Der studierte Kunstwissenschaftler kam erst auf dem zweiten Bildungsweg an die Filmhochschule, wobei die VGIK in Moskau nur seine zweite Wahl war. Dort studierte er beim Sowjet-Klassizist Sergej Gerassimov (»Die junge Garde«, »Der stille Don«). Es heißt, er sei nicht gerade dessen Lieblingsschüler gewesen. Für seinen vierten abendfüllenden Spielfilm »Karaul« (Die Wache) erhielt er 1990 auf der Berlinale den Alfred-Bauer-Preis. Das Drama – übrigens nach einem wahren Fall – um einen jungen Soldaten, der zum Mörder wird, weil er sich nicht mehr anders zu helfen weiß gegen die systematische Erniedrigung und Folter in der Armee, besitzt noch heute traurige Brisanz in Russland. Um ein System der Unmenschlichkeit geht es auch in »Tschekist«, mit dem Rogozhkin 1992 in den Wettbewerb von Cannes eingeladen wurde. Was später mit Haneke, Seidl oder Bruno Dumont tonangebend wurde, die unterkühlte Darstellung von Gewaltzusammenhängen, kreidete man dem russischen Regisseur da noch als »Schwarzmalerei« an.
In der unterfinanzierten Filmindustrie der 90er Kino zu machen, war schwer genug, einen Hit zu landen, während der Großteil der Säle geschlossen wurde, kommt einem Meisterstück gleich.
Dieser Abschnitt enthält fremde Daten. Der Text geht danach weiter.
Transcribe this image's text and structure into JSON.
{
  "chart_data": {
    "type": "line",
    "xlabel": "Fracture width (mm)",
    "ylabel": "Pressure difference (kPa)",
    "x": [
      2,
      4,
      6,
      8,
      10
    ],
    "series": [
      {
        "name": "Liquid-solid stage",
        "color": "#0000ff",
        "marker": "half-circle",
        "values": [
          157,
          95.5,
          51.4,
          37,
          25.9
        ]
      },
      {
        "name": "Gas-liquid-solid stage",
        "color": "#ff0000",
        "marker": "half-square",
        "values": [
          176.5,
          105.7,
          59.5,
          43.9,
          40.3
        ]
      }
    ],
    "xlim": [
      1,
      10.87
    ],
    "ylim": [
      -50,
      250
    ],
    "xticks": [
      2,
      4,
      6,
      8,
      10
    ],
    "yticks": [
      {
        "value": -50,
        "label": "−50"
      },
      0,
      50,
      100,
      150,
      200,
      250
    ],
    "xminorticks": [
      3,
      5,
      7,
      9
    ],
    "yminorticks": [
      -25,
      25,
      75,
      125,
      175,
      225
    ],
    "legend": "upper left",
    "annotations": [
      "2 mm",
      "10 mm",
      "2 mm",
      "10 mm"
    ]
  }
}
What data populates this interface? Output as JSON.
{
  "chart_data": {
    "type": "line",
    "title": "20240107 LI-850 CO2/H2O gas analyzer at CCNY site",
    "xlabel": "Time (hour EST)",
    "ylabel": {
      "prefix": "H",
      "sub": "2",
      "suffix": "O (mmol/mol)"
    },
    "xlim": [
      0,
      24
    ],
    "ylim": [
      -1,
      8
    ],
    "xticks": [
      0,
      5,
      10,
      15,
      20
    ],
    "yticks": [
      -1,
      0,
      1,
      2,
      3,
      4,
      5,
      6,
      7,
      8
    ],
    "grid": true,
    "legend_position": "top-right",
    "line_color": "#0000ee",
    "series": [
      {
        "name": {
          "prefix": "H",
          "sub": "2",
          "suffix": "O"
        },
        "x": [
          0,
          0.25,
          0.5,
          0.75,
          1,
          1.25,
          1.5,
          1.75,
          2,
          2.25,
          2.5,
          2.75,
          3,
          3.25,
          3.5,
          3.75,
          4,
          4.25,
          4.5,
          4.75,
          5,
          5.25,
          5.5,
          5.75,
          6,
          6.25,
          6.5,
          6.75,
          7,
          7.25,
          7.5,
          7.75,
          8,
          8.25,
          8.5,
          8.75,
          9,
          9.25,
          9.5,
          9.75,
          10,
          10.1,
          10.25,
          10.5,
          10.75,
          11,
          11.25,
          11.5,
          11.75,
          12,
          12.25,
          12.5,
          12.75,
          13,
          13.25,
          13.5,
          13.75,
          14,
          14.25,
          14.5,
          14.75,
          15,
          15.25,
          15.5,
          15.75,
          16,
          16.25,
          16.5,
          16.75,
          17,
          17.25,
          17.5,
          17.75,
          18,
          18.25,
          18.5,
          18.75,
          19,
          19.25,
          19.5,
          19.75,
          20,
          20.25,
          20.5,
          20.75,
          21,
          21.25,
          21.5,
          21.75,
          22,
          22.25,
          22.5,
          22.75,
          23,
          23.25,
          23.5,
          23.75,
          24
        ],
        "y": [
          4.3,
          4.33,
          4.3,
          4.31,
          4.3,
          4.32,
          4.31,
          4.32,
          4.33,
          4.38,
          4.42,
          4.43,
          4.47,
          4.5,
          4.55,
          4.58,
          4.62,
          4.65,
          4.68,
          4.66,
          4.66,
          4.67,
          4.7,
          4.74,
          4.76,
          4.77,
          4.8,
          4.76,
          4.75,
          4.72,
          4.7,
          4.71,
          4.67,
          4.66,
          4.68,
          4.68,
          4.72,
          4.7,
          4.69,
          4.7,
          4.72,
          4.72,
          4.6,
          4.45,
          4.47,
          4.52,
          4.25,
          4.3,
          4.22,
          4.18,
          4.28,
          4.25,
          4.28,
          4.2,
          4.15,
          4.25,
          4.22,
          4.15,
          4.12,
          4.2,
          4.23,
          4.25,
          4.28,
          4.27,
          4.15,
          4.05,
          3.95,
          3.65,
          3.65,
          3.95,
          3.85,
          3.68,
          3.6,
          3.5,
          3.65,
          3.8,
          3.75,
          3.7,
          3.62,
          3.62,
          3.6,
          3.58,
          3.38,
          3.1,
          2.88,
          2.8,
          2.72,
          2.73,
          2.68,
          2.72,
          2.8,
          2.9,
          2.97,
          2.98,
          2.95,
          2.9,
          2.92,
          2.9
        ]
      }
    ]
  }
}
Weil der Videomarkt, legal und illegal, in dieser Epoche die theatrale Auswertung fast ersetzte, wird Rogozhkins »Die Besonderheiten der russischen Jagd« gern auch als »VHS-Blockbuster« bezeichnet. Während er eher widerwillig Sequels dazu drehte, schloss Rogozhkin eine Reihe von Arthouse-Filmen an, die seine geistige Unabhängigkeit und seine besondere, von Verständnissinn geprägte Handschrift belegen: In »Blokpost«, den er 1999 auf der Berlinale präsentierte, thematisierte er einmalig ungeschminkt den Tschetschenienkrieg. Mit dem »Friedensfilm« »Kukushka« (2002) gelang ihm ein Festivalerfolg. Vor zehn Jahren verabschiedete er sich, grantig auf die »Unprofessionalität« seiner Umgebung, vom Filmemachen. Am 23. Oktober verstarb der 72-Jährige in St. Petersburg.